Understanding this architecture is the foundation for effective debugging, performance tuning, and custom hardware integration in embedded Linux. In subsequent chapters, we will dive deeper into building custom kernels and writing more complex device drivers.

Further Reading

1. Linux Kernel Documentation: The official, authoritative source for all kernel subsystems. The documentation on the kernel’s device model is particularly relevant. https://www.kernel.org/doc/html/latest/
2. "Linux Kernel Development" by Robert Love: An excellent and highly readable book that provides a clear tour of the kernel’s major subsystems, design rationales, and core data structures.
3. "Understanding the Linux Kernel" by Daniel P. Bovet & Marco Cesati: A more in-depth and code-level exploration of the kernel’s implementation. It is a dense but invaluable reference for deep architectural understanding.
4. The Eudyptula Challenge: An archived, hands-on series of programming exercises that teach you how to work with the Linux kernel, starting with simple modules and progressing to more complex tasks. A great way to learn by doing. http://eudyptula-challenge.org/
5. LWN.net: A premier online publication for news and in-depth articles about the Linux kernel development community.
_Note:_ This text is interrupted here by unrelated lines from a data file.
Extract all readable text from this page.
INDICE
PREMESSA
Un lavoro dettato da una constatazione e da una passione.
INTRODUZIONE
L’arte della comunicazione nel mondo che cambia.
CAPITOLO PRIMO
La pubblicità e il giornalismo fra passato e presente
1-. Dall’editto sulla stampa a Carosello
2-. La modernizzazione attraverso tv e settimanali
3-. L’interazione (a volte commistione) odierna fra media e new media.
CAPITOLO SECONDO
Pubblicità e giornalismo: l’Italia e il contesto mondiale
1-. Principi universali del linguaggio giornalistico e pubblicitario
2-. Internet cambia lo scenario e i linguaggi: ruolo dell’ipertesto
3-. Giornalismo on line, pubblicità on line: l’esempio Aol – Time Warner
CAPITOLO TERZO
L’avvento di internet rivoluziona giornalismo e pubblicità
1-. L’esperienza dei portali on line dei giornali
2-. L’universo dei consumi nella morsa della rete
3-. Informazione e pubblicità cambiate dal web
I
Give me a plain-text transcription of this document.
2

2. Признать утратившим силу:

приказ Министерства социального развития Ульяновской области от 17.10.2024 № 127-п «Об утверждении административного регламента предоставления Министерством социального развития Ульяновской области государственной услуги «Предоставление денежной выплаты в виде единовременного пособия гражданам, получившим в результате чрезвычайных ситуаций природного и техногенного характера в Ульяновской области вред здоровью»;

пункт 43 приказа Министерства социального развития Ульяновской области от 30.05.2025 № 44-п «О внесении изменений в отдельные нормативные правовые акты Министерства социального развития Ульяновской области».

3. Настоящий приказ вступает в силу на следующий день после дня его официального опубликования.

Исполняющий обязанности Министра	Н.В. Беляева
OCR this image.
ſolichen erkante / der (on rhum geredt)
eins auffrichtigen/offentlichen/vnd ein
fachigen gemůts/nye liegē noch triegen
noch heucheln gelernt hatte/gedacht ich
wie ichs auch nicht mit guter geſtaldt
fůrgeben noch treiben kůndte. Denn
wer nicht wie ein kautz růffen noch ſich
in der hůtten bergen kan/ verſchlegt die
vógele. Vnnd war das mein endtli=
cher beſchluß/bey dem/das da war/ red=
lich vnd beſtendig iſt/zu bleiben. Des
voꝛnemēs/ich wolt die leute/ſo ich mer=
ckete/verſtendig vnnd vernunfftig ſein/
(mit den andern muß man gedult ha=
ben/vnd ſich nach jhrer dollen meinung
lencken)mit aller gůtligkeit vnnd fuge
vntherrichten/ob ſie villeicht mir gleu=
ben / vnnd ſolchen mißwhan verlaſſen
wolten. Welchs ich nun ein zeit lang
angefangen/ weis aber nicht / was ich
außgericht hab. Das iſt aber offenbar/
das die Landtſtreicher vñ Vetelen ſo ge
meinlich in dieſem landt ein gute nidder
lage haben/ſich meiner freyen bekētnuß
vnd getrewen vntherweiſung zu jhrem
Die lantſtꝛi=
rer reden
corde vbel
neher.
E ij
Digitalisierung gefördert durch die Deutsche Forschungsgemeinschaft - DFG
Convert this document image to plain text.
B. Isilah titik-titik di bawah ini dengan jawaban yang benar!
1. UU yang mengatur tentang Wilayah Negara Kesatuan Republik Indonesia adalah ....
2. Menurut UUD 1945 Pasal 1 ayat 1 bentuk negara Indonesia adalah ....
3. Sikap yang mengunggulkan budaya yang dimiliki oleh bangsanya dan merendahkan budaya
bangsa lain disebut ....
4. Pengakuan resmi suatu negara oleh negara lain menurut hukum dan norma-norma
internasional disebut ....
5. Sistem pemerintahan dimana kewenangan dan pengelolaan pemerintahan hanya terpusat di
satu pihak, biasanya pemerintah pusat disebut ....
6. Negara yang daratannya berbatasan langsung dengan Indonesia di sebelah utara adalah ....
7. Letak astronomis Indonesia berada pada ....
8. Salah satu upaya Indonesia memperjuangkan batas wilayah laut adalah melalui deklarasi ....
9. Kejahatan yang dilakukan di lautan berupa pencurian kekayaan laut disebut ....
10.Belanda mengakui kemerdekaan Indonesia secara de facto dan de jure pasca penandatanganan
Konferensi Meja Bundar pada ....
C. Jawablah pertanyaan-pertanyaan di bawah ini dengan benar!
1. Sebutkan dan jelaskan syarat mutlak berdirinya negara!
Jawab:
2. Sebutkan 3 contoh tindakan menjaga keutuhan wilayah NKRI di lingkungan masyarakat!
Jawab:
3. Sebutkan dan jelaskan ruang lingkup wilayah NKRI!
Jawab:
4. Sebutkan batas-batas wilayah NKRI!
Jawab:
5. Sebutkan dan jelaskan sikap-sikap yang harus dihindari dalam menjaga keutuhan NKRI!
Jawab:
Reading LWN provides context on why certain architectural decisions are made and how the kernel is evolving. https://lwn.net/
6. Raspberry Pi Kernel Source Tree: Browsing the actual source code for the Raspberry Pi’s version of the Linux kernel can be highly instructive. https://github.com/raspberrypi/linux
7. "Operating Systems: Three Easy Pieces" by Remzi H. Arpaci-Dusseau and Andrea C. Arpaci-Dusseau: A freely available and highly regarded textbook covering fundamental OS concepts, including the architectural trade-offs discussed in this chapter.